The idea of collaboration is an important one. Collaboration goes far beyond the classroom. True collaboration contributes to true excellence in the workplace. The practice of collaboration in the learning environment can help build skill in the application of collaboration in the workplace. It may be true that the world remains fairly competitive but I would argue that the greatest achievements come through true collaboration –where individuals are committed to contribute their best work to achieve a common goal. The idea of using Wikis for learning, thus, seems a marvelous way of equipping students with the skills they will need for future collaborations in the workplace.

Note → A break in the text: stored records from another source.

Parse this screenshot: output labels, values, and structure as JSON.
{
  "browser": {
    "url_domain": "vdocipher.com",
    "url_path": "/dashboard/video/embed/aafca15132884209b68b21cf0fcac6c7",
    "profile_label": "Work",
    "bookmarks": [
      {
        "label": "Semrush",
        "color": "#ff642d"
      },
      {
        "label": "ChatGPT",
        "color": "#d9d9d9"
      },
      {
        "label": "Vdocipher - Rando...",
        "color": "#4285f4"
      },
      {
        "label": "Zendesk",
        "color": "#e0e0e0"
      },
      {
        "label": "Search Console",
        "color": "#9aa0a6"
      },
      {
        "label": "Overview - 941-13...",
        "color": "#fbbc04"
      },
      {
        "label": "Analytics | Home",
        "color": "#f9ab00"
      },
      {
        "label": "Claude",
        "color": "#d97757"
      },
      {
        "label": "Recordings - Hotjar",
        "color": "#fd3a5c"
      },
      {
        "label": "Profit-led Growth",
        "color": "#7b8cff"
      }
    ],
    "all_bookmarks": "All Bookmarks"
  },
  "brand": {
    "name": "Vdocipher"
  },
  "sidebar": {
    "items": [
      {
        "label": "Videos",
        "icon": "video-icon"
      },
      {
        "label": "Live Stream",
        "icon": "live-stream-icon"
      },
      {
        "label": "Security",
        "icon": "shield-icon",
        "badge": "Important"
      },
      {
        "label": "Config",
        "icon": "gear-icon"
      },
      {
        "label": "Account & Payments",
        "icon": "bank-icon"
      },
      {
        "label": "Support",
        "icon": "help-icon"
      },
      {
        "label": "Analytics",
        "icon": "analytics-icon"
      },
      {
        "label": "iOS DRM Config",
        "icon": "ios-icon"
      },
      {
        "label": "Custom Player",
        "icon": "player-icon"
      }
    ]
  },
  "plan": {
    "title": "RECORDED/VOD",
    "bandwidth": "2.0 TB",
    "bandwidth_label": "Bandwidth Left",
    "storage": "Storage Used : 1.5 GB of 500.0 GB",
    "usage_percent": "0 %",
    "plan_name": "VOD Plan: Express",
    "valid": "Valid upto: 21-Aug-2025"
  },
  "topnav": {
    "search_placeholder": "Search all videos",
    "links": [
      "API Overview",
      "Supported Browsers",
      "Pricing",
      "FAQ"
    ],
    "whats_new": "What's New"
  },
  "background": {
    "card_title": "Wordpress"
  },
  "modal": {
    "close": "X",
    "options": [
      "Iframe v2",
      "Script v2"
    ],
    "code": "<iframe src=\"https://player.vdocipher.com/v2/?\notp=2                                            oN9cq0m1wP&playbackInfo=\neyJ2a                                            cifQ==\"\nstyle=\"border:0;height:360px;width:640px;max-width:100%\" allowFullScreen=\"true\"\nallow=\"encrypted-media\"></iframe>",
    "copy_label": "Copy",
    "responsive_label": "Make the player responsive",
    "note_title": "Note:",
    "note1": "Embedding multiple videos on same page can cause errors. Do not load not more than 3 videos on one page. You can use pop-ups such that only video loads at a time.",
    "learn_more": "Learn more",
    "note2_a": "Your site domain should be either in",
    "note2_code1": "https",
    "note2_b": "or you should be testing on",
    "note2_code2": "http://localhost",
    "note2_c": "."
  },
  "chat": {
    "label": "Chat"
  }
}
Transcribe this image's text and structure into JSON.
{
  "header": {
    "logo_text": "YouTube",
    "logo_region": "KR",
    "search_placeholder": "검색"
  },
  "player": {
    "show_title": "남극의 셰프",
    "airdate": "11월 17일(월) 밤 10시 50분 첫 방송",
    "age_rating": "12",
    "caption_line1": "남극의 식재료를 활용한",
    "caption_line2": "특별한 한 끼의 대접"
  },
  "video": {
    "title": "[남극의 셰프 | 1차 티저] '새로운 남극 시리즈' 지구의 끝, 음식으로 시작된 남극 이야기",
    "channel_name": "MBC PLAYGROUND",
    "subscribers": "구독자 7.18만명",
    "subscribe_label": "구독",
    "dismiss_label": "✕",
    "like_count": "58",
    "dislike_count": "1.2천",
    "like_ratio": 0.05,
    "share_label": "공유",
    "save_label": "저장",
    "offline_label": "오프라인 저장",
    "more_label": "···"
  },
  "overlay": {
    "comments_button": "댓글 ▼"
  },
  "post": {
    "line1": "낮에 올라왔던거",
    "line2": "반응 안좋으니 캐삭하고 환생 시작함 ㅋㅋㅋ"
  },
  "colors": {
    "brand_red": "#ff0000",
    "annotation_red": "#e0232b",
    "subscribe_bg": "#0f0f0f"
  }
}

The second idea was that of how Wikis store versioning. In other words although anyone who has access to a Wiki may make changes to a document, the changes are saved on the cloud and the material is protected. In affect your work is locked up in a safe and with maximum security. The Wiki not only allows for documents to be collaboratively created with input from multiple individuals, but it saves a record of what and when changes are made and by whom. This record of the creative process may be reviewed at any given time.
A final idea that really appealed to me was that of the efficiency of the Wiki. I’m all about finding ways to become more efficient with my time and effort. Take for example, the illustration of note taking that was demonstrated in the video. The Wiki can be used as a repository, to store objective and factual information which can be recalled at any time by the participants of the collaborative process. Searching for topics is made easy and can be conducted by simply searching for a designated topic or phrase. No loss of information due to a damaged hard drive, lost lab top or misplaced flash drive. You can access the material at any given time from any computer with internet access.
In contemplating the future of education and learning, the Wiki seems an invaluable tool. I find myself wondering if current teaching programs include courses on how technologies such as Wikis can facilitate collective learning experiences. It seems a no brainer. Admittedly, the Wiki cannot address every challenge in the experience of collaboration, but no doubt that it is a tool which has been a real game changer in terms of enhancing the collaborative process, especially as one considers how broad the collaborative effect may extend in today’s world.
These poor fellows have no doubt had their share of frustrations with collaborative experiences. Maybe someone should introduce them to the Wiki?!